La Cour de justice de la CEDEAO/Communauté économique des États de l’Afrique de l’Ouest a rendu public, le 25 juin 2026, un arrêt favorable à Mamadou Aliou Bah, président du parti Model, concluant à des violations des droits civils et politiques par l’État guinéen et ordonnant réparations et mesures de rétablissement. Si la décision consolide la jurisprudence régionale en matière de protection des libertés, son effectivité en Guinée se heurte à des limites pratiques et politiques qui menacent de vider l’arrêt de sa portée concrète.

D’emblée, l’exécution se heurte à des obstacles procéduraux : l’absence d’un mécanisme national clair pour la réception et la transcription des décisions régionales impose des délais administratifs et juridiques. Les autorités locales exigent fréquemment des actes complémentaires, certifications, homologations ou revues internes, avant de procéder aux paiements d’indemnités ou à la réintégration administrative, retardant ainsi l’application immédiate prévue par la Cour régionale.

Sur le plan financier, l’État ne dispose pas d’une ligne budgétaire dédiée aux exécutions d’arrêts internationaux, ce qui complique le versement rapide des compensations ordonnées.

Par ailleurs, la séparation des pouvoirs montre ses failles : la mise en œuvre implique coordination entre l’exécutif, le ministère de la Justice et les juridictions nationales, une chaîne souvent marquée par l’opacité et la lenteur. La politisation du dossier représente un autre frein majeur.

Dans un contexte post-électoral et partisan tendu, certains acteurs peuvent considérer l’exécution comme politiquement sensible, retardant les démarches pour éviter d’apparaître comme favorables à l’opposition. Ce risque d’instrumentalisation fragilise l’indépendance des organes chargés d’appliquer la décision.

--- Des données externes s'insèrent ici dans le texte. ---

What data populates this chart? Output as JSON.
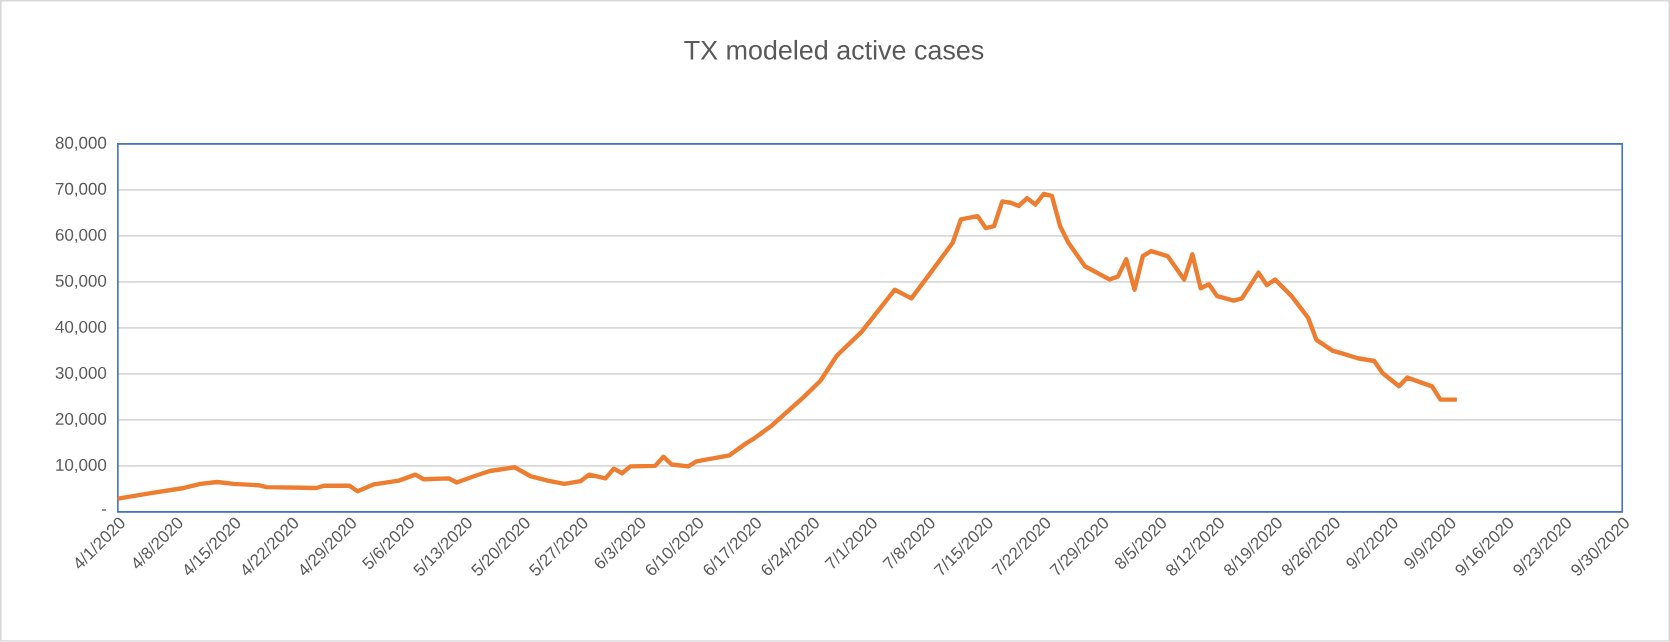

Enfin, le cadre légal guinéen manque de dispositions explicites garantissant la primauté et l’exécution automatique des arrêts régionaux, ouvrant la porte à des interprétations restrictives et à des contestations internes. À défaut d’une réponse claire et rapide des autorités, calendrier d’exécution, versement des indemnités et mesures de réparation, la crédibilité de l’État guinéen face à ses engagements régionaux risque d’en pâtir, tout comme la confiance des citoyens dans les recours juridictionnels supranationaux.

L’arrêt de la CEDEAO représente une avancée juridique importante ; sa valeur dépend désormais de la volonté politique et de la capacité administrative de la Guinée à transformer une décision en actes concrets.